Parasites have similar presentations but have many different organisms that can cause them. The most common treatable one is pinworms. Pinworms are found in many feeder insects, and often lay dormant in the reptile’s gut for a long time. Stressors can lower the immune system and cause the repressed infection to come forward. The symptoms most commonly seen with this infection, or other intestinal worms, are smelly/runny feces and weight loss, alongside loss of appetite.
Cryptosporidosis (“crypto” for short) is a deadly, dangerous parasite caused by an amoeboid called Cryptosporidium. This parasite is common in humans, but the species that effect reptiles are different than the ones that cause symptoms in humans. The two species that commonly affect reptiles are long lived, difficult to kill with cleaners, and most of all, highly contagious. This parasite is commonly found in pet store animals, who are produced by large warehouse breeders who have no quarantine procedures, and is passed on by animal waste. This parasite can easily infect and wipe out an entire collection and should be regarded with extreme caution and utmost respect. If you have a reptile that is diagnosed with crypto, the common measure taken is to put the animal to sleep, rather than allow it to waste away, and to dispose of the enclosure and everything within it. Cleaners are generally regarded as ineffective against crypto. The common symptoms for this parasite are extremely similar to other parasites, though regurgitation as also been seen.
If you suspect your gecko may have parasites, please consult a vet right away for fecal testing and possible treatment! Additionally, please exercise careful quarantine methods with potentially ill animals, to prevent the spread of disease to your other reptiles.
So What Do I Do?
If your gecko doesn't appear to be infected with parasites, there are a few methods you can use to try to get your gecko eating again.
First, consider the amount of time your reptile has been in your home. As mentioned before, a stressed reptile will not eat, and new reptiles are generally stressed for some time after arrival.
Second, troubleshoot your setup. A lot of issues with feeding stem back to something wrong with the setup, particularly the heat. Lack of heat slows the metabolism, makes it difficult for them to digest properly, and results in a lack of eating. Not enough hides may make them feel too insecure to eat. Feel free to consult my leopard gecko care sheet on this site to help with troubleshooting your setup.

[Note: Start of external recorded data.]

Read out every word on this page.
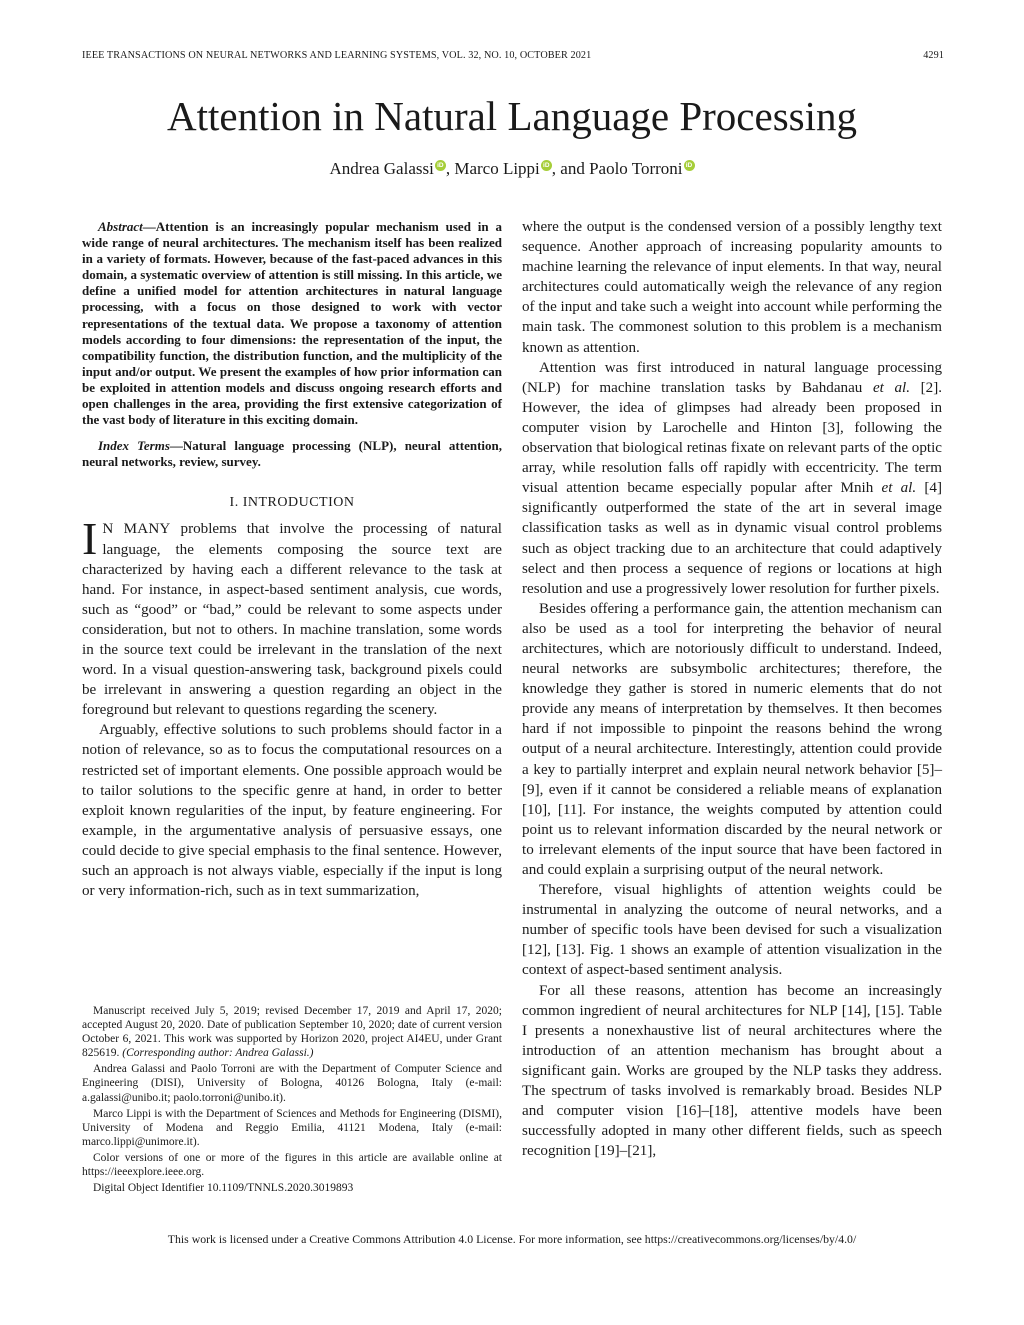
IEEE TRANSACTIONS ON NEURAL NETWORKS AND LEARNING SYSTEMS, VOL. 32, NO. 10, OCTOBER 2021	4291
Attention in Natural Language Processing
Andrea Galassi iD , Marco Lippi iD , and Paolo Torroni iD

Abstract—Attention is an increasingly popular mechanism used in a wide range of neural architectures. The mechanism itself has been realized in a variety of formats. However, because of the fast-paced advances in this domain, a systematic overview of attention is still missing. In this article, we define a unified model for attention architectures in natural language processing, with a focus on those designed to work with vector representations of the textual data. We propose a taxonomy of attention models according to four dimensions: the representation of the input, the compatibility function, the distribution function, and the multiplicity of the input and/or output. We present the examples of how prior information can be exploited in attention models and discuss ongoing research efforts and open challenges in the area, providing the first extensive categorization of the vast body of literature in this exciting domain.

Index Terms—Natural language processing (NLP), neural attention, neural networks, review, survey.

I. INTRODUCTION

I N MANY problems that involve the processing of natural language, the elements composing the source text are characterized by having each a different relevance to the task at hand. For instance, in aspect-based sentiment analysis, cue words, such as “good” or “bad,” could be relevant to some aspects under consideration, but not to others. In machine translation, some words in the source text could be irrelevant in the translation of the next word. In a visual question-answering task, background pixels could be irrelevant in answering a question regarding an object in the foreground but relevant to questions regarding the scenery.

Arguably, effective solutions to such problems should factor in a notion of relevance, so as to focus the computational resources on a restricted set of important elements. One possible approach would be to tailor solutions to the specific genre at hand, in order to better exploit known regularities of the input, by feature engineering. For example, in the argumentative analysis of persuasive essays, one could decide to give special emphasis to the final sentence. However, such an approach is not always viable, especially if the input is long or very information-rich, such as in text summarization,

Manuscript received July 5, 2019; revised December 17, 2019 and April 17, 2020; accepted August 20, 2020. Date of publication September 10, 2020; date of current version October 6, 2021. This work was supported by Horizon 2020, project AI4EU, under Grant 825619. (Corresponding author: Andrea Galassi.)

Andrea Galassi and Paolo Torroni are with the Department of Computer Science and Engineering (DISI), University of Bologna, 40126 Bologna, Italy (e-mail: a.galassi@unibo.it; paolo.torroni@unibo.it).

Marco Lippi is with the Department of Sciences and Methods for Engineering (DISMI), University of Modena and Reggio Emilia, 41121 Modena, Italy (e-mail: marco.lippi@unimore.it).

Color versions of one or more of the figures in this article are available online at https://ieeexplore.ieee.org.

Digital Object Identifier 10.1109/TNNLS.2020.3019893

where the output is the condensed version of a possibly lengthy text sequence. Another approach of increasing popularity amounts to machine learning the relevance of input elements. In that way, neural architectures could automatically weigh the relevance of any region of the input and take such a weight into account while performing the main task. The commonest solution to this problem is a mechanism known as attention.

Attention was first introduced in natural language processing (NLP) for machine translation tasks by Bahdanau et al. [2]. However, the idea of glimpses had already been proposed in computer vision by Larochelle and Hinton [3], following the observation that biological retinas fixate on relevant parts of the optic array, while resolution falls off rapidly with eccentricity. The term visual attention became especially popular after Mnih et al. [4] significantly outperformed the state of the art in several image classification tasks as well as in dynamic visual control problems such as object tracking due to an architecture that could adaptively select and then process a sequence of regions or locations at high resolution and use a progressively lower resolution for further pixels.

Besides offering a performance gain, the attention mechanism can also be used as a tool for interpreting the behavior of neural architectures, which are notoriously difficult to understand. Indeed, neural networks are subsymbolic architectures; therefore, the knowledge they gather is stored in numeric elements that do not provide any means of interpretation by themselves. It then becomes hard if not impossible to pinpoint the reasons behind the wrong output of a neural architecture. Interestingly, attention could provide a key to partially interpret and explain neural network behavior [5]–[9], even if it cannot be considered a reliable means of explanation [10], [11]. For instance, the weights computed by attention could point us to relevant information discarded by the neural network or to irrelevant elements of the input source that have been factored in and could explain a surprising output of the neural network.

Therefore, visual highlights of attention weights could be instrumental in analyzing the outcome of neural networks, and a number of specific tools have been devised for such a visualization [12], [13]. Fig. 1 shows an example of attention visualization in the context of aspect-based sentiment analysis.

For all these reasons, attention has become an increasingly common ingredient of neural architectures for NLP [14], [15]. Table I presents a nonexhaustive list of neural architectures where the introduction of an attention mechanism has brought about a significant gain. Works are grouped by the NLP tasks they address. The spectrum of tasks involved is remarkably broad. Besides NLP and computer vision [16]–[18], attentive models have been successfully adopted in many other different fields, such as speech recognition [19]–[21],

This work is licensed under a Creative Commons Attribution 4.0 License. For more information, see https://creativecommons.org/licenses/by/4.0/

Third, consider the time of year. If all else is the same, and your setup is proper, you may simply have a gecko who doesn’t feel like eating due to brumation or breeding season, so wait it out if this is the case.
If none of these seems to be working, try spacing out feedings further, without leaving food in the tank in between feeding days, or mixing up the food options. I have gotten some geckos back to eating by offering a different feeder insect, or by mixing up products like Repashy Grub Pie to tempt them to eat.
If all else fails, consult a vet. There can be other underlying issues causing a lack of appetite that can’t be fixed at home. These are generally rare, but not impossible. Extreme cases should always be dealt with by someone knowledgeable in leopard gecko medical care on a case by case situation. Hands on is always better than anything else!
This article is accurate and true to the best of the author’s knowledge. It is not meant to substitute for diagnosis, prognosis, treatment, prescription, or formal and individualized advice from a veterinary medical professional. Animals exhibiting signs and symptoms of distress should be seen by a veterinarian immediately.